A good start, but there are two issues. First, we need to create c, the control object for callee(). In JavaScript this is called a Generator, because it was originally used for generating data sequences. Second, we never really solved the problem of how to stall execution until we have input; we just moved it up into the caller. Any attempt to implement make_sure_input_is_ready() will fall into the blocking problem we ran into before, trying to write wait_for_input(). Here's a better solution:

function caller() {
  var c = callee();
  var status = c.next(); // do_first_part is executed now
  if (status === I_NEED_INPUT_NOW_DAG_NAB_IT) {
    addEventListener(input_event, c.next);
    // do_second_part will be executed when input is ready
  }
}

The overall win is that the complexity of event handling and asynchronous callbacks is moved out of our user code (callee), and into a general-purpose scheduler (caller). Plus, now it is trivial to translate C64 BASIC type-ins from COMPUTE!'s Gazette. Micro Adventure, anyone?

LINKS!

Note that yield only exists in JavaScript, the Mozilla extension of the ECMAscript standard. This means it isn't guaranteed to work in Chrome/Chromium, Safari, IE, etc -- "V8 is an implementation of ECMAScript, not JavaScript".

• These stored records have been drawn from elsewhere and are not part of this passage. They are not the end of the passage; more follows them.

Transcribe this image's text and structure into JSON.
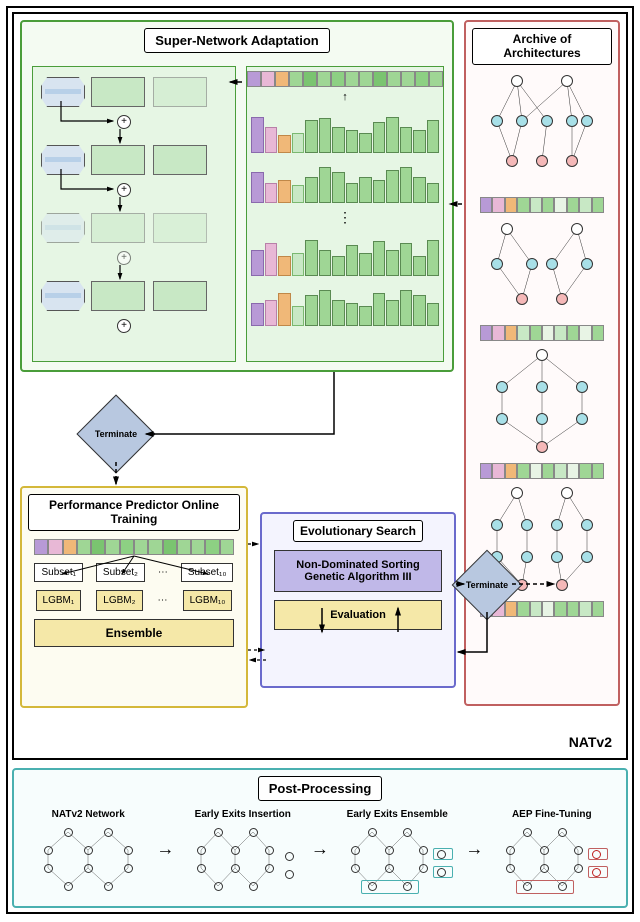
{
  "sections": {
    "supernet_title": "Super-Network Adaptation",
    "archive_title": "Archive of Architectures",
    "predictor_title": "Performance Predictor Online Training",
    "evo_title": "Evolutionary Search",
    "post_title": "Post-Processing"
  },
  "evo": {
    "nsga_label": "Non-Dominated Sorting Genetic Algorithm III",
    "eval_label": "Evaluation"
  },
  "predictor": {
    "subsets": [
      "Subset₁",
      "Subset₂",
      "Subset₁₀"
    ],
    "lgbms": [
      "LGBM₁",
      "LGBM₂",
      "LGBM₁₀"
    ],
    "ensemble_label": "Ensemble",
    "dots": "⋯"
  },
  "diamonds": {
    "terminate": "Terminate"
  },
  "main_label": "NATv2",
  "post_steps": [
    "NATv2 Network",
    "Early Exits Insertion",
    "Early Exits Ensemble",
    "AEP Fine-Tuning"
  ]
}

You can start by trying the demo on ModernHacker.com. Read Mozilla's Generators and Iterators in JavaScript 1.7 for a more complete description of yield. Yield originated with Python; their version is described in a series PEPs including Coroutines via Enhanced Generators. You can even pass values back into the yielding function when it resumes.

The JavaScript community has started to build concurrency libraries exploiting yield. Alex Gravely, all-around free software good guy and friend of the Modern Hacker, wrote Er.js to implement Erlang-style concurrency abstractions. It's based on Neil Mix's Thread.js proof-of-concept. Dave Herman of Mozilla Research maintains Task.JS, mentioned recently by Brendan Eich in his talk at NodeConf. Oni Labs (the software startup, not the steroid chemist) develops StratifiedJS, which they use in their server-side JavaScript product (taking the opposite approach of the Node.JS async library).

And for the last word in style, be sure to leave a Micro Adventure gamebook on your coffee table.